The Minister reasoned that measures have to be put in place equipping the Guyana Revenue Authority (GRA) and the Commissioner General with the power to track down and recover the owed taxes by defaulters, who if not reprimanded will continue to burden other taxpayers. “We are stopping those who owe taxes,” Jordan told the House.

He deemed it a travesty for the Opposition to be defending “tax dodgers,” stressing the need for a united effort in tackling those defaulters.

According to the Explanatory Memorandum, the Value Added Tax Amendment Bill 2016 seeks to amend the Value Added Tax Act Chapter 81:05. The amendment increases the limitation period under the Act from three years to five years. The Bill increases penalties for offences under the Act.

The Bill was published on December 20, 2016. Finance Minister Winston Jordan in whose name it was tabled said it deals with the aspect of enforcement and administration.

Jordan told the National Assembly that the lack of resource capability has led to some abuse by taxpayers, who have recognized the loopholes in the system. The Guyana Revenue Authority (GRA), the minister said will gain “a little more muscle” with regards to enforcement.

He said it is part of the strengthening measures being given to the Commissioner General.
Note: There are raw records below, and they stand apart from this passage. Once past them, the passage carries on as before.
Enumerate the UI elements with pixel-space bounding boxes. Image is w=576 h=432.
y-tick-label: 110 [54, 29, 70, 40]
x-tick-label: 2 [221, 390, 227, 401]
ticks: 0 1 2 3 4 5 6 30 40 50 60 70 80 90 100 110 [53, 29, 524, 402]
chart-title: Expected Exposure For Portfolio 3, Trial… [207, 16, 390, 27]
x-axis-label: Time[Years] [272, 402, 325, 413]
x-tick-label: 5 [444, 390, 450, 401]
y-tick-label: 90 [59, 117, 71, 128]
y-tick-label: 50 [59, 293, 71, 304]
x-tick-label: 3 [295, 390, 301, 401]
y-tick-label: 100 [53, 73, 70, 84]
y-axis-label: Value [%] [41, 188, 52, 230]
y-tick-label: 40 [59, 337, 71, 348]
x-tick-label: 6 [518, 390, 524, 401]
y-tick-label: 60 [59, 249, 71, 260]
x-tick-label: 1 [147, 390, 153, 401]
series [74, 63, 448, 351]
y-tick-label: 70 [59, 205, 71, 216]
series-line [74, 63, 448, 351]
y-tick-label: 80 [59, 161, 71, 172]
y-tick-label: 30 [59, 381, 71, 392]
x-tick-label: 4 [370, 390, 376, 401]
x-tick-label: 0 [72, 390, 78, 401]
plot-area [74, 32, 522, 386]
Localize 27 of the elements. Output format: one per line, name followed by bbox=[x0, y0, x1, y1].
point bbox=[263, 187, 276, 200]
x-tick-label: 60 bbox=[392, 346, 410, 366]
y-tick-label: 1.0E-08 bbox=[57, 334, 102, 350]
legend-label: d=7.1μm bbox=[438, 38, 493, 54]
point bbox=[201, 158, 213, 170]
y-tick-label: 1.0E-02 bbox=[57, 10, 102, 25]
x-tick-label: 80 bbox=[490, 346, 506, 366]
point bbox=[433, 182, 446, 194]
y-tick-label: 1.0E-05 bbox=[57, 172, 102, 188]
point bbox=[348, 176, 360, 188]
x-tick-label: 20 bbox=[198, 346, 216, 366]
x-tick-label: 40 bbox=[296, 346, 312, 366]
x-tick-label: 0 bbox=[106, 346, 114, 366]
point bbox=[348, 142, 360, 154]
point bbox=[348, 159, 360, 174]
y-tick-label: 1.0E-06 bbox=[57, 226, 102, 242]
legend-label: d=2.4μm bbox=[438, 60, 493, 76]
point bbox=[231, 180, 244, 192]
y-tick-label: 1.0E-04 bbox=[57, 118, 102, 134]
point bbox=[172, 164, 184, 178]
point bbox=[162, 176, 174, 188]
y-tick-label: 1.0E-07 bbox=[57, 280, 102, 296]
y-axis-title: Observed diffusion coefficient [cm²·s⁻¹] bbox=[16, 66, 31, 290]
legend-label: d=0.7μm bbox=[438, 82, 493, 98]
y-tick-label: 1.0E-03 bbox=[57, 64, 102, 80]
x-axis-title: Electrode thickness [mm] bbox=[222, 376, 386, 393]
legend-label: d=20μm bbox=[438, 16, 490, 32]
It was during his presentation that the issue of garnishment was once again raised, however the minister said this provision was included in the law many years ago and is nothing new.

One amendment will now see “any person including a non-resident company, who knowingly or recklessly fails to present books and records when requested by the Commissioner, commits an offence and is liable,”being fined.

In the case of the person a fine of $25,000 would be enforced and for a non-resident company a fine of $1M.

Opposition MP, Priya Manickchand who rose in disapproval of the Bill questioned if supporters and non-supporters of the Government were consulted before the Government sought to include the amendments, which according to her cause worry.

MP Manickchand raised concerns with the amendments in section 33, 35 and 65 given the fact that they extend the limitation period from three to five years, reasoning that the extension places more burden on the taxpayers and reflects laziness on the part of the GRA, which she recommended should have gotten their acts together in terms of its enforcement capabilities.

Section 51 which reads “Where judgement is granted against a taxpayer, in favour of the Revenue Authority and the taxpayer is a customer with a bank, trust company, credit union or other financial institution, the Commissioner shall by demand or notice, require the bank, trust company, credit union or other financial institution to remit the amount payable to the Revenue Authority as a debt owed to the state,” did not find favour with the Opposition, since according to MP Manickchand it is worrying that an office has the power, without a court order to retrieve monies from personal accounts.

She is contending that laws as draconian as this should not be passed, speaking specifically to another provision which will give the Commissioner General the power as well to block a defaulting taxpayer from travelling.

Her argument was supported by MP Anil Nandlall who holds the position that this provision in the Bill contradicts article 141:1 of the Constitution since it violates the person’s fundamental right to travel. Nandlall said the imposition of the travel restriction is a pattern of this administration as demonstrated in a previous incarnation.

Following lengthy deliberations and much ruckus in the House, the Value Added Tax Amendment Bill 2016 was passed with strong objection from the Parliamentary Opposition People’s Progressive Party/Civic (PPP/C).